Filter and mutate BOLD dataset to produce a curated dataframe with rows as individual specimen and columns as specimen information. It adds a new column sequence with fasta sequences as string.

The function `prepare_bold_res` apply 5 filters :

1. Select individuals with given `marker_code`
2. Remove individuals with no `species_name` information
3. Remove individuals with no `lat` or `lon` coordinates information
4. Remove DNA sequences with IUAPC ambiguities
5. Select DNA sequences within a range of lengths



In [16]:
## filter and mutate
prparedResBold <- prepare_bold_res(resBold,
                                   marker_code="COI-5P",
                                   species_names=TRUE, 
                                   coordinates=TRUE, 
                                   ambiguities=TRUE, 
                                   min_length=420,
                                   max_length=720
                                  )

In [17]:
## check number of remaining individuals after curation
dim(prparedResBold)
## check DNA sequence new field
head(prparedResBold$sequence)

We can see that only 399/1049 individuals are kept. Also, a new field `sequence` is available for each individual. DNA sequences are now stored as string object.

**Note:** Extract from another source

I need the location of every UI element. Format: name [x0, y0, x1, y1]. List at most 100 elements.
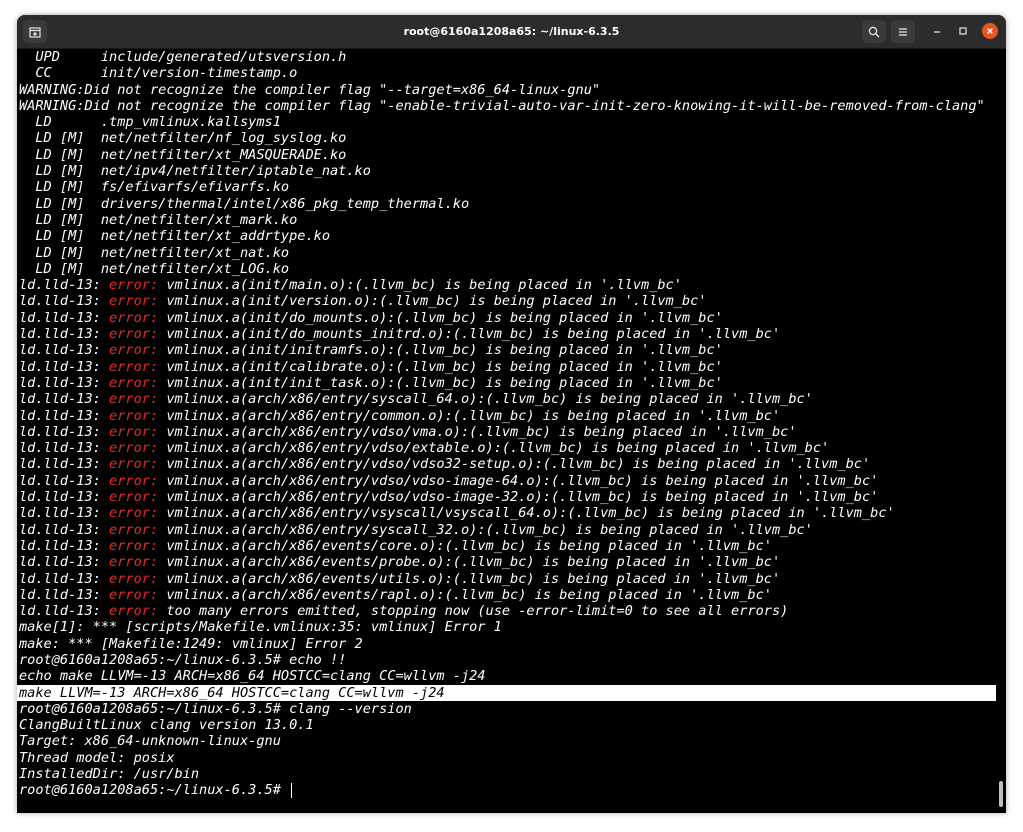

## 2. Validate species names with fishbase

As we work on fishes and later with Reef Life Survey dataset, we search for synonyms into fishbase to validate species names from the BOLD dataset.

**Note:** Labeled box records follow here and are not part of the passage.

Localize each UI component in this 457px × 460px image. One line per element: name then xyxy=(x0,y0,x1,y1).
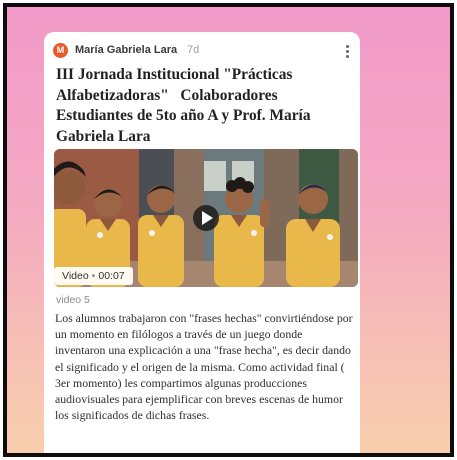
video-duration-badge: Video • 00:07 xyxy=(54,267,133,285)
video-duration: 00:07 xyxy=(98,270,125,282)
post-title: III Jornada Institucional "Prácticas Alf… xyxy=(56,66,315,145)
window-glass xyxy=(204,161,226,191)
post-age: 7d xyxy=(187,44,200,56)
post-header: M María Gabriela Lara 7d xyxy=(53,43,352,59)
video-separator: • xyxy=(91,270,96,282)
video-label: Video xyxy=(62,270,89,282)
post-body: Los alumnos trabajaron con "frases hecha… xyxy=(55,311,353,423)
post-card[interactable]: M María Gabriela Lara 7d III Jornada Ins… xyxy=(44,32,360,453)
play-icon[interactable] xyxy=(193,205,219,231)
screenshot-frame: M María Gabriela Lara 7d III Jornada Ins… xyxy=(3,3,454,457)
video-caption: video 5 xyxy=(56,294,90,306)
avatar[interactable]: M xyxy=(53,43,68,58)
author-name[interactable]: María Gabriela Lara xyxy=(75,44,177,56)
more-options-icon[interactable] xyxy=(342,43,352,59)
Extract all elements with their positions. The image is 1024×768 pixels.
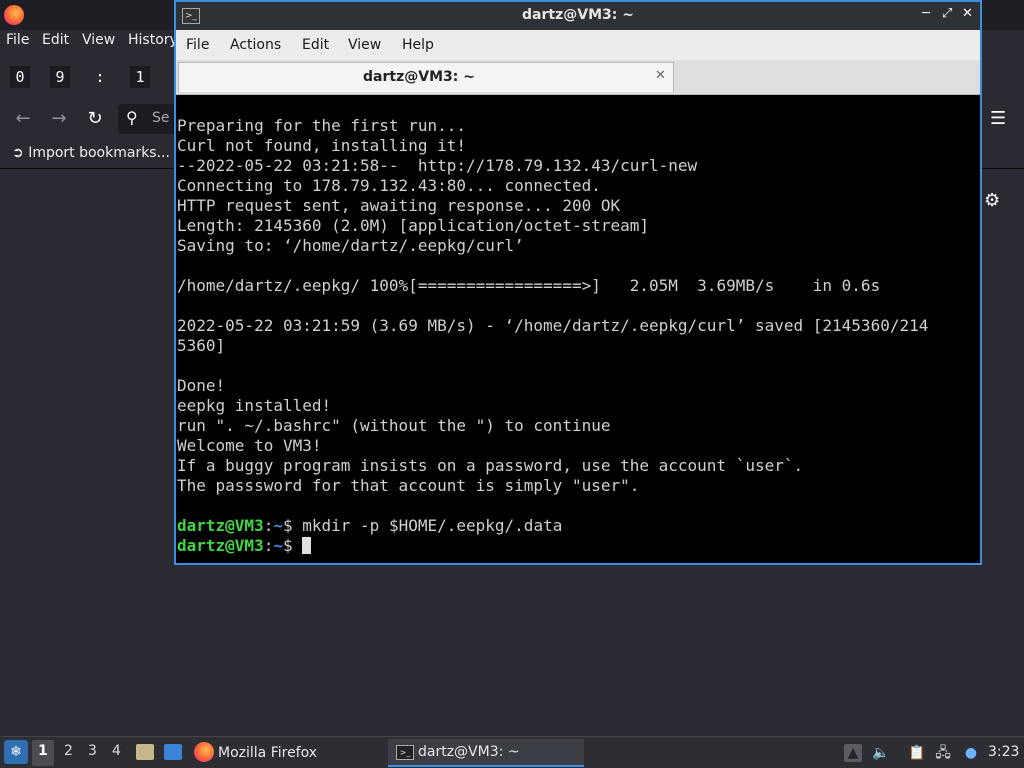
terminal-titlebar[interactable]: >_ dartz@VM3: ~ ─ ⤢ ✕ — [176, 2, 980, 30]
volume-icon[interactable]: 🔈 — [872, 744, 890, 762]
terminal-output-line: If a buggy program insists on a password… — [177, 456, 804, 475]
terminal-prompt-line-active[interactable]: dartz@VM3:~$ — [177, 536, 977, 556]
minimize-icon[interactable]: ─ — [922, 6, 930, 21]
clock-digit: 0 — [10, 66, 30, 88]
url-bar[interactable]: ⚲ Se — [118, 104, 178, 134]
show-desktop-icon[interactable] — [164, 744, 182, 760]
text-cursor — [302, 537, 312, 554]
firefox-icon — [194, 742, 214, 762]
terminal-output-line: Curl not found, installing it! — [177, 136, 466, 155]
terminal-prompt-line: dartz@VM3:~$ mkdir -p $HOME/.eepkg/.data — [177, 516, 977, 536]
terminal-tab[interactable]: dartz@VM3: ~ ✕ — [178, 62, 674, 92]
terminal-icon: >_ — [396, 745, 414, 760]
terminal-window: >_ dartz@VM3: ~ ─ ⤢ ✕ File Actions Edit … — [174, 0, 982, 565]
terminal-output-line: Connecting to 178.79.132.43:80... connec… — [177, 176, 601, 195]
taskbar: ❄ 1 2 3 4 Mozilla Firefox >_ dartz@VM3: … — [0, 736, 1024, 768]
prompt-user: dartz@VM3 — [177, 536, 264, 555]
firefox-menu-view[interactable]: View — [82, 32, 115, 48]
tab-close-icon[interactable]: ✕ — [655, 68, 666, 83]
import-icon: ➲ — [12, 145, 24, 161]
network-icon[interactable]: 🖧 — [934, 744, 952, 762]
terminal-menu-edit[interactable]: Edit — [302, 37, 329, 53]
firefox-logo-icon — [4, 5, 24, 25]
terminal-menu-file[interactable]: File — [186, 37, 209, 53]
start-menu-icon[interactable]: ❄ — [4, 740, 28, 764]
terminal-output-line: Preparing for the first run... — [177, 116, 466, 135]
prompt-path: ~ — [273, 516, 283, 535]
terminal-output-line: HTTP request sent, awaiting response... … — [177, 196, 621, 215]
workspace-3-button[interactable]: 3 — [88, 743, 97, 759]
firefox-menu-file[interactable]: File — [6, 32, 29, 48]
clipboard-icon[interactable]: 📋 — [908, 744, 926, 762]
taskbar-terminal-button[interactable]: >_ dartz@VM3: ~ — [388, 739, 584, 767]
terminal-title: dartz@VM3: ~ — [522, 7, 634, 23]
clock-digit: 1 — [130, 66, 150, 88]
terminal-output-lines: Preparing for the first run... Curl not f… — [177, 116, 977, 516]
previous-command: mkdir -p $HOME/.eepkg/.data — [302, 516, 563, 535]
maximize-icon[interactable]: ⤢ — [942, 6, 952, 21]
prompt-separator: : — [263, 516, 274, 535]
prompt-symbol: $ — [282, 516, 303, 535]
prompt-separator: : — [263, 536, 274, 555]
workspace-4-button[interactable]: 4 — [112, 743, 121, 759]
page-clock: 0 9 : 1 — [0, 56, 180, 96]
terminal-output-line: The passsword for that account is simply… — [177, 476, 640, 495]
prompt-path: ~ — [273, 536, 283, 555]
terminal-menubar: File Actions Edit View Help — [176, 30, 980, 60]
terminal-output-line: Welcome to VM3! — [177, 436, 322, 455]
clock-separator: : — [95, 68, 105, 86]
terminal-output-line: Saving to: ‘/home/dartz/.eepkg/curl’ — [177, 236, 524, 255]
terminal-menu-view[interactable]: View — [348, 37, 381, 53]
import-bookmarks-label: Import bookmarks... — [28, 145, 170, 161]
close-icon[interactable]: ✕ — [962, 6, 973, 21]
terminal-output-line: Done! — [177, 376, 226, 395]
clock-digit: 9 — [50, 66, 70, 88]
prompt-user: dartz@VM3 — [177, 516, 264, 535]
terminal-output-line: 2022-05-22 03:21:59 (3.69 MB/s) - ‘/home… — [177, 316, 929, 335]
terminal-output-line: 5360] — [177, 336, 226, 355]
terminal-output-line: --2022-05-22 03:21:58-- http://178.79.13… — [177, 156, 698, 175]
terminal-output-line: eepkg installed! — [177, 396, 332, 415]
firefox-menu-edit[interactable]: Edit — [42, 32, 69, 48]
workspace-1-button[interactable]: 1 — [38, 743, 48, 759]
search-icon: ⚲ — [126, 108, 138, 127]
taskbar-firefox-label: Mozilla Firefox — [218, 745, 318, 761]
terminal-tab-label: dartz@VM3: ~ — [363, 69, 475, 85]
hamburger-menu-icon[interactable]: ☰ — [990, 108, 1006, 129]
back-arrow-icon[interactable]: ← — [12, 108, 34, 130]
terminal-menu-help[interactable]: Help — [402, 37, 434, 53]
terminal-output-line: Length: 2145360 (2.0M) [application/octe… — [177, 216, 650, 235]
terminal-output-line: /home/dartz/.eepkg/ 100%[===============… — [177, 276, 881, 295]
forward-arrow-icon[interactable]: → — [48, 108, 70, 130]
import-bookmarks-link[interactable]: ➲ Import bookmarks... — [12, 145, 170, 161]
taskbar-terminal-label: dartz@VM3: ~ — [418, 744, 520, 760]
notification-icon[interactable]: ● — [962, 744, 980, 762]
firefox-menu-history[interactable]: History — [128, 32, 178, 48]
file-manager-icon[interactable] — [136, 744, 154, 760]
url-bar-placeholder: Se — [152, 110, 170, 126]
upload-tray-icon[interactable]: ▲ — [844, 744, 862, 762]
terminal-output-line: run ". ~/.bashrc" (without the ") to con… — [177, 416, 611, 435]
taskbar-clock[interactable]: 3:23 — [988, 744, 1019, 760]
terminal-menu-actions[interactable]: Actions — [230, 37, 281, 53]
terminal-output[interactable]: Preparing for the first run... Curl not f… — [177, 116, 977, 556]
terminal-tabbar: dartz@VM3: ~ ✕ — [176, 60, 980, 95]
reload-icon[interactable]: ↻ — [84, 108, 106, 130]
gear-icon[interactable]: ⚙ — [984, 190, 1000, 211]
prompt-symbol: $ — [282, 536, 303, 555]
workspace-2-button[interactable]: 2 — [64, 743, 73, 759]
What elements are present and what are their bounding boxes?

The function `fishbase_name_species_bold` checks `species_name` field and seek for `fishbase` synonyms. Then it  adds a new field `fishbase_species_name`.

In [19]:
## validate species names
prparedResBold.fishbaseValid <- fishbase_name_species_bold(prparedResBold)

In [33]:
## display BOLD species names
head(prparedResBold.fishbaseValid$species_name)
## display fishbase species names new field
head(prparedResBold.fishbaseValid$fishbase_species_name)
## number of BOLD species names which are not found in fishbase database
length(which(is.na(prparedResBold.fishbaseValid$fishbase_species_name)))

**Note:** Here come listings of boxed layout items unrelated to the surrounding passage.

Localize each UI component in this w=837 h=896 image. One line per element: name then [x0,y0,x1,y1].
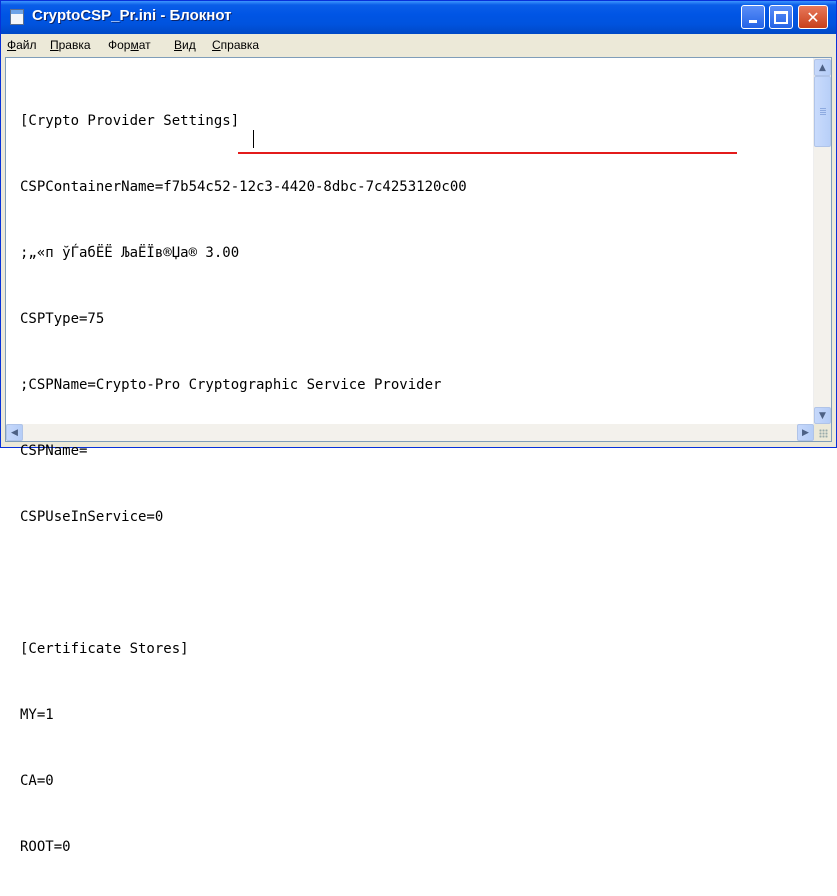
minimize-button[interactable] [741,5,765,29]
menu-format[interactable]: Формат [108,38,151,52]
maximize-button[interactable] [769,5,793,29]
text-line: [Crypto Provider Settings] [20,113,240,129]
title-bar[interactable]: CryptoCSP_Pr.ini - Блокнот ✕ [1,1,836,34]
scroll-right-button[interactable]: ▶ [797,424,814,441]
chevron-right-icon: ▶ [802,427,809,438]
maximize-icon [770,6,792,28]
scroll-left-button[interactable]: ◀ [6,424,23,441]
menu-view[interactable]: Вид [174,38,196,52]
text-caret [253,130,254,148]
text-line: CSPName= [20,443,88,459]
text-line: [Certificate Stores] [20,641,189,657]
menu-help[interactable]: Справка [212,38,259,52]
close-icon: ✕ [806,7,820,27]
text-line: CSPUseInService=0 [20,509,164,525]
scroll-down-button[interactable]: ▼ [814,407,831,424]
notepad-app-icon[interactable] [10,9,24,25]
chevron-down-icon: ▼ [819,410,826,421]
scroll-up-button[interactable]: ▲ [814,59,831,76]
menu-bar: Файл Правка Формат Вид Справка [4,34,833,56]
close-button[interactable]: ✕ [798,5,828,29]
menu-file[interactable]: Файл [7,38,37,52]
vertical-scroll-thumb[interactable] [814,76,831,147]
red-underline-annotation [238,152,737,154]
text-editor[interactable]: [Crypto Provider Settings] CSPContainerN… [5,57,832,855]
text-line: ;CSPName=Crypto-Pro Cryptographic Servic… [20,377,442,393]
minimize-icon [742,6,764,28]
text-line: ROOT=0 [20,839,71,855]
text-line: ;„«п ўЃабЁЁ ЉаЁЇв®Џа® 3.00 [20,245,240,261]
text-line: CSPType=75 [20,311,105,327]
chevron-up-icon: ▲ [819,62,826,73]
text-line: MY=1 [20,707,54,723]
horizontal-scrollbar[interactable]: ◀ ▶ [6,424,814,441]
text-line [20,572,810,594]
notepad-window: CryptoCSP_Pr.ini - Блокнот ✕ Файл Правка… [0,0,837,855]
text-line: CA=0 [20,773,54,789]
window-title: CryptoCSP_Pr.ini - Блокнот [32,7,232,24]
menu-edit[interactable]: Правка [50,38,91,52]
editor-content[interactable]: [Crypto Provider Settings] CSPContainerN… [20,66,810,896]
vertical-scrollbar[interactable]: ▲ ▼ [813,58,831,424]
chevron-left-icon: ◀ [11,427,18,438]
text-line: CSPContainerName=f7b54c52-12c3-4420-8dbc… [20,179,467,195]
resize-grip-icon[interactable] [814,424,831,441]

They are not missing species names in fishbase (but it occurs in larger dataset). We notice that most of the species names are the same in both BOLD and fishbase.

## 3. Cross BOLD dataset with Reef Life Survey dataset

As we work on Reef Life Survey dataset, we want to keep only species which are described in Reef Life Survey. The function `select_reefish_species`:

1. selects sequences and fishbase-validated species name from BOLD which are in Reef Life Survey database. 
2. keeps species with a minimum number of individuals sequences

In [37]:
reefishBold <- select_reefish_species(prparedResBold.fishbaseValid,
                                      reefishSurveySpecies,
                                      countSequencesbySpeciesThreshold=2
                                     ) 

In [38]:
## check number of individuals with species both in BOLD and Reef Life Survey and at least 3 sequences per species
dim(reefishBold)

284/399 individuals are kept and can be used in Reef Life Survey.